I've just finished playing STALKER, a "first-person survival horror shooter" set in the Zone of Alienation around Chernobyl.
It's been out for about a year now, but I only got part-way through the game last year before I lost interest. Having visited Pripyat, the ghost town near the reactor, in Call of Duty 4 last month, I was inspired to return to STALKER and try to finish it off.
The game's real strength is its mythology, and the creepy, desolate atmosphere that it creates. The Zone is a wasteland of run-down buildings, strange anomalies and aggressive, mutated wildlife, and it's fun to explore. Many of the locations, notably Chernobyl itself, have been closely reproduced from their real-life counterparts, and knowing that really added to my enjoyment of the game.
While most of the enemies you fight are human, not all are. While exploring an abandoned research facility, a couple of hours into the game, I ran into my first mutants. It was a genuinely scary experience. One creature had some kind of telepathic attack that seemed to pull me towards it; the first time I ran into it, I had no idea what was going on, or how to fight it. It was a refreshingly different experience. A similar disorienting effect occurred later in the game while I was exploring another abandoned lab, and ran into some really bizarre anomlies and a poltergeist. STALKER conveys the weirdness of its Zone extremely well.
The game isn't without its problems, however. There are clipping problems galore, and getting around can be tedious. The Zone is large, yet there is no means of rapidly moving from one place to another. When the missions required me to backtrack a long way, I wouldn't bother unless it was essential for me to proceed.
Because of that, I ended up missing a large, important chunk of the game, even though I didn't realise it at the time. About 2/3 of the way through the game I got a mission to go and talk to someone back in the starting area. It seemed important, however I already had a mission to find a monolith inside the Chernobyl sarcophagus, which I assumed was the main quest line. So I didn't bother with the other mission.
When I finally made it to the monolith, I got a perplexing cutscene and the game ended. Baffled, I stared open-mouthed at the screen. Your main objective, given to you at the start of the game, was to kill someone called Strelok. All through the game I had been uncovering clues as to Strelok's whereabouts. Now I realised that the game had ended, and yet I still had no idea who Strelok was.

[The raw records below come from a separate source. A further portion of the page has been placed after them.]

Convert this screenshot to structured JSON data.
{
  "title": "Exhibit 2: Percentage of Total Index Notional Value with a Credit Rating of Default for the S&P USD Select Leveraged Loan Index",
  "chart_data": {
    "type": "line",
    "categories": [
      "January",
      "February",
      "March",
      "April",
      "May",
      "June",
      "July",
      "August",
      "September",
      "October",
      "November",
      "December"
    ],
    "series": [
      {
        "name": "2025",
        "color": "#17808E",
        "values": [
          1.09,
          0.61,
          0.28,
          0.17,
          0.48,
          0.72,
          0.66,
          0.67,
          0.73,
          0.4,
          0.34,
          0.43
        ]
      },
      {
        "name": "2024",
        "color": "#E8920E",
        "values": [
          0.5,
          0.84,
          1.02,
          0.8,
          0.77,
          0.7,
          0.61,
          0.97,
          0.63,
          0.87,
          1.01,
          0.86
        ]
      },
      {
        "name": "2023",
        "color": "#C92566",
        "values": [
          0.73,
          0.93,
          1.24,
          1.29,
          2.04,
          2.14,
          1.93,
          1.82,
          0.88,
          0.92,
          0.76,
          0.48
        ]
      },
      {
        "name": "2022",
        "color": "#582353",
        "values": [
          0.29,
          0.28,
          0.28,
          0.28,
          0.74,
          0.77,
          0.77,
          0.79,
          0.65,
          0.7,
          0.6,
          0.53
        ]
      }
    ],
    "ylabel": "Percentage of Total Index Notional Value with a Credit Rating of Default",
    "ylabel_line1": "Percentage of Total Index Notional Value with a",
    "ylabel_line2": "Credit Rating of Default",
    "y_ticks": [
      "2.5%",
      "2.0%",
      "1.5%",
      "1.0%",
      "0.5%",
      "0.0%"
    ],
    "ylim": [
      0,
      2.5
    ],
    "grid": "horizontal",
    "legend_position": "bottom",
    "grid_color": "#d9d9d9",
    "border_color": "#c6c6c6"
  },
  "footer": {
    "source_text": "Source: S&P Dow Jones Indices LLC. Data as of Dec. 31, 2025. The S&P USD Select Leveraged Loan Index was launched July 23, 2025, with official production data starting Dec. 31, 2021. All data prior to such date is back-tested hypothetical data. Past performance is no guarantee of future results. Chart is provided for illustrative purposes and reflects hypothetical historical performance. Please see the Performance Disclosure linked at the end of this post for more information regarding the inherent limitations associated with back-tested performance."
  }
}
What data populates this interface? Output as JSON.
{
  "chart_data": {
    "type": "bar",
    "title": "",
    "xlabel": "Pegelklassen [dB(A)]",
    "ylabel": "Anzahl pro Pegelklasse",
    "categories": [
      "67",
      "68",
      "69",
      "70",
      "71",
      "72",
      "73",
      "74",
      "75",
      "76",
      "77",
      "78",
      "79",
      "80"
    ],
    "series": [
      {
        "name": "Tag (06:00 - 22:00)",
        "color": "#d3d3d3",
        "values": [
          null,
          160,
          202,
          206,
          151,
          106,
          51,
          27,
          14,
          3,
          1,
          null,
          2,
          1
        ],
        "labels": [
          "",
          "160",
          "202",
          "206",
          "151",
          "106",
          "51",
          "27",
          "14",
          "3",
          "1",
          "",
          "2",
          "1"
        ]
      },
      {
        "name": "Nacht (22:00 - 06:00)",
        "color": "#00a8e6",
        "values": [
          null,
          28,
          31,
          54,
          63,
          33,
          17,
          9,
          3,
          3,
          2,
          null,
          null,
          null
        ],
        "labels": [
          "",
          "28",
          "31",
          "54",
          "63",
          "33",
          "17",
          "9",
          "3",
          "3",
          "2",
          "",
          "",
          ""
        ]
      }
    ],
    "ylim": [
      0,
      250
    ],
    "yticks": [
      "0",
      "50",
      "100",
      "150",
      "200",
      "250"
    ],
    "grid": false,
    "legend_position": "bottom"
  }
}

Now I was wondering what the hell was going on again, but this time it wasn't in a good way. So it was onto Google to find out what I'd missed.
It turned out that the game has multiple endings, and that to get to the "proper" one, I should have done that mission that I skipped. If I had, I would have discovered who Strelok was, and would have found my way into a whole other section of the game within the reactor. Fortunately, thanks to a clipping bug I was able to force my way through the locked door in the reactor that lead to this final section, and play it out. But I was left feeling mildly irritated that the game had allowed my to have such an unsatisfying ending intially. I guess that's the price you pay for a free-form, open world, rather than a game that's on rails.
As a result of the game, I've taken an interest in the real-life Chernobyl and its exclusion zone. It's fascinating to check it out on Google Earth, along with Pripyat and its ferris wheel. The BBC's Horizon program did a documentary on Chernobyl in 1996 and I intend to watch that too. It's spooky to think that there's now a 19-mile wide exclusion zone around the reactor that's almost devoid of human life.
It's amazing that it took someone as long as it did to turn such a mysterious place into a setting for a game.